Conduziu-a sem contemplações pelo caminho do êxtase e quando estava chegando a bordo daquele precipício, sentiu os dentes de Shannon na garganta. Shannon sorveu a essência de seu corpo enquanto alcançava a liberação do clímax. O orgasmo de Damien foi uma réplica do dela e Shannon se aferrou a ele como se estivesse afogando. Depois, relaxou-se sob seu corpo.
—Não se pareceu a nada do que poderia haver imaginado —sussurrou Shannon com assombro.
Damien se tombou a seu lado e lhe fez elevar a cabeça para apoiá-la em seu braço.
—Tem os sentidos mais afinados. Agora sente tudo com muita mais intensidade —lhe deu um beijo na bochecha. Tudo tinha sido muito rápido. Deveria haver tentando prolongá-lo. Mas já tudo tinha terminado. Maldita fora, tudo tinha terminado.
—Certamente —Shannon abriu os olhos e o olhou muito séria—. Me pergunte por que teria eleito viver, Damien.
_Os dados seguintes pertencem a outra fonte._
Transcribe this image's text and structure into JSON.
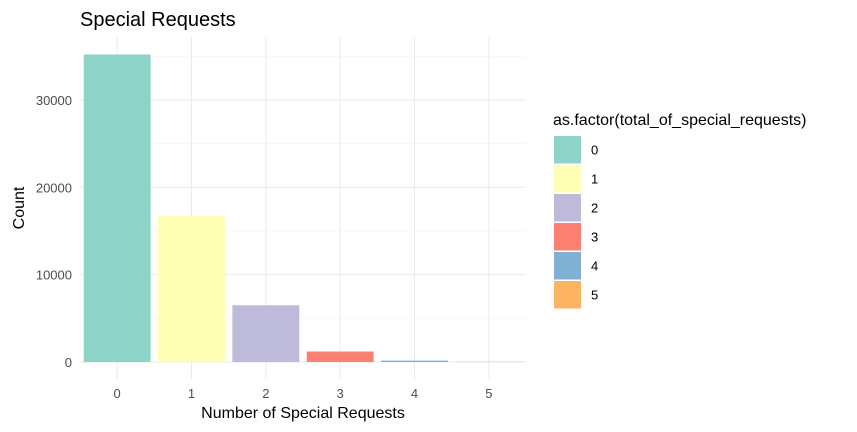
{
  "chart_data": {
    "type": "bar",
    "title": "Special Requests",
    "xlabel": "Number of Special Requests",
    "ylabel": "Count",
    "categories": [
      "0",
      "1",
      "2",
      "3",
      "4",
      "5"
    ],
    "values": [
      35200,
      16700,
      6500,
      1200,
      160,
      40
    ],
    "ylim": [
      0,
      36000
    ],
    "yticks": [
      0,
      10000,
      20000,
      30000
    ],
    "grid": true,
    "colors": [
      "#8DD3C7",
      "#FFFFB3",
      "#BEBADA",
      "#FB8072",
      "#80B1D3",
      "#FDB462"
    ],
    "legend": {
      "title": "as.factor(total_of_special_requests)",
      "placement": "right",
      "labels": [
        "0",
        "1",
        "2",
        "3",
        "4",
        "5"
      ]
    }
  }
}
Damien tragou saliva antes de fazê-lo.
—Por que teria elegido viver, Shannon?
—Não porque tivesse medo à morte. Nem porque queria procurar a vida e a juventude eternas. Nem para vingar a morte de Tawny —se interrompeu e elevou a cabeça até que seus lábios estiveram a menos de um milímetro dos seus—. Mas sim porque te amo.
—Shannon... —Damien emoldurou seu rosto entre as mãos e a beijou afundando a língua em sua boca.
—Jamais te deixarei Damien, Gilgamesh. Sempre serei tua. Jamais terá que caminhar sozinho. E tampouco eu.
Damien lhe devolveu o beijo. E naquele instante, começou a lenta cura de sua mais antiga e profunda ferida.